BACKGROUND/PURPOSE: Treatment of Acinetobacter baumannii infections is challenging owing to widespread multidrug-resistant A. baumannii (MDR-AB) and the lack of novel agents. Although recent data suggest that levofloxacin (LVX) may have unique activity against MDR-AB in combination with colistin (CST), further preclinical work is needed.
We used a A. baumannii type strain ATCC19606, a CST-resistant strain AB19606R, and two clinical isolates (GN0624 and GN1115) of MDR-AB to investigate the in vitro and in vivo efficacy of LVX-CST combination. Synergy studies were performed using the microtiter plate chequerboard assay and time-kill methodology. Inhibitory activity of antibiotics against biofilms and the mutant prevention concentrations were also studied in vitro. A simple invertebrate model (Galleria mellonella) has been used to assess the in vivo activity of antimicrobial therapies.

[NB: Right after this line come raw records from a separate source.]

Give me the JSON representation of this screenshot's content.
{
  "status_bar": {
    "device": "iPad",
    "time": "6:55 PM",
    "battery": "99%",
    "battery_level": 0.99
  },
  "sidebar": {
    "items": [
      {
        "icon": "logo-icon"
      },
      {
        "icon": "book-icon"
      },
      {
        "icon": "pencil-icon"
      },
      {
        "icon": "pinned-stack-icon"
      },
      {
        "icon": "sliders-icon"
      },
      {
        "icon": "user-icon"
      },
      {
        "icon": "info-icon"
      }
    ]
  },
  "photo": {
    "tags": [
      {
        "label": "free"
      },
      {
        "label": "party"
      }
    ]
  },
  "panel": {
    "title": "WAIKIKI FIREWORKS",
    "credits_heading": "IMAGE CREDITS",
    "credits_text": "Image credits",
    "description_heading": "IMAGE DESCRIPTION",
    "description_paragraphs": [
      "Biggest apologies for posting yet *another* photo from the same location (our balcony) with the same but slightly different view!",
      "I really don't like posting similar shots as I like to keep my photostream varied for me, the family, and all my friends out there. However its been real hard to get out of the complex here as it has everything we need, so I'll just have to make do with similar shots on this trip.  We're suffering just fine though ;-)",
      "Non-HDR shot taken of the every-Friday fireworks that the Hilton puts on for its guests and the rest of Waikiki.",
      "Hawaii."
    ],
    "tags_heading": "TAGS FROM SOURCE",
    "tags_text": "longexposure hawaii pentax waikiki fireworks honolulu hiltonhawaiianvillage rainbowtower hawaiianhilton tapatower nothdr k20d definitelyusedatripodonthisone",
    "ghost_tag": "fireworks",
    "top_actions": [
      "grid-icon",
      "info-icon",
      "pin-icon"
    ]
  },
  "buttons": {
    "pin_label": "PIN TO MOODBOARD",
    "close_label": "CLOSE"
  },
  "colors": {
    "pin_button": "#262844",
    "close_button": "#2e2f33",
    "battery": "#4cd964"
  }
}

The LVX-CST combination was bactericidal against the CST-susceptible clinical isolate (GN0624). In checkerboard assays, synergy (defined as a fractional inhibitory concentration index of < 0.5) was observed between CST and LVX in GN0624. The combination had antibiofilm properties on the preformed biofilms of four tested strains and could prevent the emergence of CST-resistant A. baumanni. Treatment of G. mellonella larvae infected with lethal doses of A. baumannii resulted in significantly enhanced survival rates when LVX was given with CST compared with CST treatment alone (p < 0.05).
In summary, a synergistic or additive effect between CST and LVX was observed in vitro and in vivo against CST-susceptible A. baumannii strains, although not against CST-resistant ones.
背景/目的:由于广泛存在的耐多药鲍曼不动杆菌(MDR-AB)和缺乏新的治疗药物,治疗鲍曼不动杆菌感染具有挑战性。尽管最近的数据表明左氧氟沙星(LVX)与多粘菌素(CST)联合使用可能对 MDR-AB 具有独特的活性,但仍需要进一步的临床前研究。
我们使用鲍曼不动杆菌标准株 ATCC19606、一株 CST 耐药株 AB19606R 和两株 MDR-AB 临床分离株(GN0624 和 GN1115)来研究 LVX-CST 联合治疗的体外和体内疗效。使用微量棋盘法和时间杀伤法进行协同研究。还在体外研究了抗生素对生物膜的抑制活性和突变预防浓度。使用简单的无脊椎动物模型(家蚕)来评估抗菌治疗的体内活性。
LVX-CST 联合治疗对 CST 敏感的临床分离株(GN0624)具有杀菌作用。在棋盘试验中,GN0624 中 CST 和 LVX 之间观察到协同作用(定义为抑制浓度指数分数 < 0.5)。该联合用药对四种测试菌株的已形成生物膜具有抗生物膜特性,并能防止 CST 耐药鲍曼不动杆菌的出现。用致死剂量的鲍曼不动杆菌感染家蚕幼虫,与单独使用 CST 相比,LVX 与 CST 联合使用时幼虫的存活率显著提高(p < 0.05)。
总之,在体外和体内,CST 和 LVX 对 CST 敏感的鲍曼不动杆菌菌株表现出协同或相加作用,尽管对 CST 耐药菌株没有作用。